Sunday Mornings

I love Sunday mornings.

I don't sleep in on Sundays. I get up early, leave my warm bed and give my husband a few hours to sleep, and pop downstairs for some coffee. When I return to our apartment, my feline friends are up waiting by the door.

And so we sit, just the three of us, in a silent cocoon for an hour. We read the NY Times and check up on the world. I'm embarrassed to admit that I might - just maybe - eat almond butter straight from the jar with my banana. And then eight paws follow me back into the closet, quietly, while I pull out clothes to get dressed for class.

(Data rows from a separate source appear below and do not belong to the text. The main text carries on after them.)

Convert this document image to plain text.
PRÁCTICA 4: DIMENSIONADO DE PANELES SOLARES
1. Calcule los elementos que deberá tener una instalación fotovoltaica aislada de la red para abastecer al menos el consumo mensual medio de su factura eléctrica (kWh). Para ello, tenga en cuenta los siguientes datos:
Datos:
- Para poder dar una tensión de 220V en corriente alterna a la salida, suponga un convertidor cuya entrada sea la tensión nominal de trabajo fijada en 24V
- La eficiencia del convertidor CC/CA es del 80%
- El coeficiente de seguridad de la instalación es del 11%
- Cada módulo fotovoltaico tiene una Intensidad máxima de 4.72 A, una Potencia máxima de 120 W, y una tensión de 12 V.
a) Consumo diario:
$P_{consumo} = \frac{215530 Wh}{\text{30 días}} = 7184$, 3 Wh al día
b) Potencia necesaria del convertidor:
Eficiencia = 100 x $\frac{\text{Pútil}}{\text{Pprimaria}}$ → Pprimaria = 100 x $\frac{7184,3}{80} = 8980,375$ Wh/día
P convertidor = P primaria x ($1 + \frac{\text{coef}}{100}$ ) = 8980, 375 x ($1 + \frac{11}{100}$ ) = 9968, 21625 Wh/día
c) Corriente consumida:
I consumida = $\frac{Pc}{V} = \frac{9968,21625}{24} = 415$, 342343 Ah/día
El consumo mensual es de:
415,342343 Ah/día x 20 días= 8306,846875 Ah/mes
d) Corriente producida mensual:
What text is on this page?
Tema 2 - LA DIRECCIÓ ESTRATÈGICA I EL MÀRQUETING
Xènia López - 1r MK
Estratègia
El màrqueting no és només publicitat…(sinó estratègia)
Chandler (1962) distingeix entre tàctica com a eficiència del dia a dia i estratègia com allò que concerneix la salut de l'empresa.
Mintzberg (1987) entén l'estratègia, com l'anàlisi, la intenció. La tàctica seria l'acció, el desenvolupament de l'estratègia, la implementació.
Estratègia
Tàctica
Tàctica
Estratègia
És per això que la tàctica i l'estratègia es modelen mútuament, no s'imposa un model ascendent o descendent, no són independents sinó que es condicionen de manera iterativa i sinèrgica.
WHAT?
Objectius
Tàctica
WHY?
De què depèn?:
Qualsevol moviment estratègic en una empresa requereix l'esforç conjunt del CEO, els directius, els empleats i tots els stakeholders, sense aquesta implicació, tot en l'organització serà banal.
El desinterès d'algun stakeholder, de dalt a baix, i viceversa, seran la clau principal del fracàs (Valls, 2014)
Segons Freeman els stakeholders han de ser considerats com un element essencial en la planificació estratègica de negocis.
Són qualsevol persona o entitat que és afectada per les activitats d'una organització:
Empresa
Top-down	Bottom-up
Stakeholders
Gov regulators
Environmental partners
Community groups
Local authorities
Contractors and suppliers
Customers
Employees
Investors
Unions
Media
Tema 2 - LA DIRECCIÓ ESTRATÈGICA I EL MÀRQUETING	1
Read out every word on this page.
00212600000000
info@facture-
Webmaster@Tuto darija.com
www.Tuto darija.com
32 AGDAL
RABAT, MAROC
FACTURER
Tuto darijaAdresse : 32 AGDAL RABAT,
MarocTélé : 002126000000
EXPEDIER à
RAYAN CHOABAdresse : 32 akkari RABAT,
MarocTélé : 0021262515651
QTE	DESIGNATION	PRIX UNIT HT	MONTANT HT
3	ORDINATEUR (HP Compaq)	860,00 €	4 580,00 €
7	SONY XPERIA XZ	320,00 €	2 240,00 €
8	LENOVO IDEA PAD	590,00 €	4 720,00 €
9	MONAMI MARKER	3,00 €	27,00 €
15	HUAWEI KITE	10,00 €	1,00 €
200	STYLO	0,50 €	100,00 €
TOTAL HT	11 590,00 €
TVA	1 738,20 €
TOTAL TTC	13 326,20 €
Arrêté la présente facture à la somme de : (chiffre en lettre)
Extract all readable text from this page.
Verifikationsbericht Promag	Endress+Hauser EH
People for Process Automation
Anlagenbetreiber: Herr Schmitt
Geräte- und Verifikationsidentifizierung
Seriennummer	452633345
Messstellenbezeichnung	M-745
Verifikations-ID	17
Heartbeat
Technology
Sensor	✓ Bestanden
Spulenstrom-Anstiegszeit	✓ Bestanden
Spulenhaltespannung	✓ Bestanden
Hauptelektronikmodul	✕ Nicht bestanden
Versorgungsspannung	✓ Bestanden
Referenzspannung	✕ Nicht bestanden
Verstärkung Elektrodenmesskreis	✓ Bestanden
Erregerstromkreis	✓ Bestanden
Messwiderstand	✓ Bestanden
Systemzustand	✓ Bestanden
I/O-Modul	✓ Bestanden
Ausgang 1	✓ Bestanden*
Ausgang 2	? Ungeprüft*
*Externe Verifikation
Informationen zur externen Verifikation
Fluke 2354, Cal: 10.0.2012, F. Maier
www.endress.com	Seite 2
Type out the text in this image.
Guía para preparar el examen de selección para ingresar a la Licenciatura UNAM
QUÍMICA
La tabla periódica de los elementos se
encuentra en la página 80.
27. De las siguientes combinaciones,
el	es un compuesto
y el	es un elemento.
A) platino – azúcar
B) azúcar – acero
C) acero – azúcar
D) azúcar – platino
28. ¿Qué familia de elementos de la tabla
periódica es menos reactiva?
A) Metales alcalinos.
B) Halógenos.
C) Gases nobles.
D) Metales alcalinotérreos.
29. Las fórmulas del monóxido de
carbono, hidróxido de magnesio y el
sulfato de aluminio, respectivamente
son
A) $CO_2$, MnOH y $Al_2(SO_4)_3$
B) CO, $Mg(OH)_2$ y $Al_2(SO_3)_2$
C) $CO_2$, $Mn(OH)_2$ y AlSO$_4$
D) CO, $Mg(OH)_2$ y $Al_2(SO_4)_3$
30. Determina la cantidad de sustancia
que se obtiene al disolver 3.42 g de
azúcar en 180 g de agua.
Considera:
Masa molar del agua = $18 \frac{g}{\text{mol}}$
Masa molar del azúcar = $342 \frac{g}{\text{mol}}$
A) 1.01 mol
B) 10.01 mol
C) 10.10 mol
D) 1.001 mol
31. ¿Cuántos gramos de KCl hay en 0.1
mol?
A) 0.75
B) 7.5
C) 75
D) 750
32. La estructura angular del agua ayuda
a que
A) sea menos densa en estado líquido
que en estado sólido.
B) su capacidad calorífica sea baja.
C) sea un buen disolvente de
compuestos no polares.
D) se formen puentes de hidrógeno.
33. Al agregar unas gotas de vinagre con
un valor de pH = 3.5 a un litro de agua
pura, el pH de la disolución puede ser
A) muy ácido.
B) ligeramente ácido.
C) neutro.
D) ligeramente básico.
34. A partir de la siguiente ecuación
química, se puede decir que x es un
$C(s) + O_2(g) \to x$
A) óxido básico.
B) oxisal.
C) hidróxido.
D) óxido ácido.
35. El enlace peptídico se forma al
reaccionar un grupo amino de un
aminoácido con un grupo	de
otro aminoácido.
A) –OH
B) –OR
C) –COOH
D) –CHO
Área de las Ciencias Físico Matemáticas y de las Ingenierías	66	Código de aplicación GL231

I love Sunday morning yoga.

It is one of the only yoga classes of the week for me that doesn't involve rushing to get there or to get back. There isn't any traffic at 8.30 on a Sunday, and the fog is still burning off the bay as I cross into Berkeley.

The studio is always toasty when I arrive, and there is even a quiet about the pre-class rituals on Sunday. There is less talking and movement of mats, more settling and centering by the students around me. Perhaps, like me, they are remembering Sunday mornings as a child, pulling on church clothes and attending mass, as they warm up on their mats - stretching, thinking, being.

There is a comfort in ritual. And so there is something special about Sundays.

Ten breaths to get into downward dog, Pete says, after we set intent.

I'm just happy to be breathing.

Happy to be enough.

There will be other hours to worry about tomorrow. 

Happy that it's Sunday. Happy to be alive.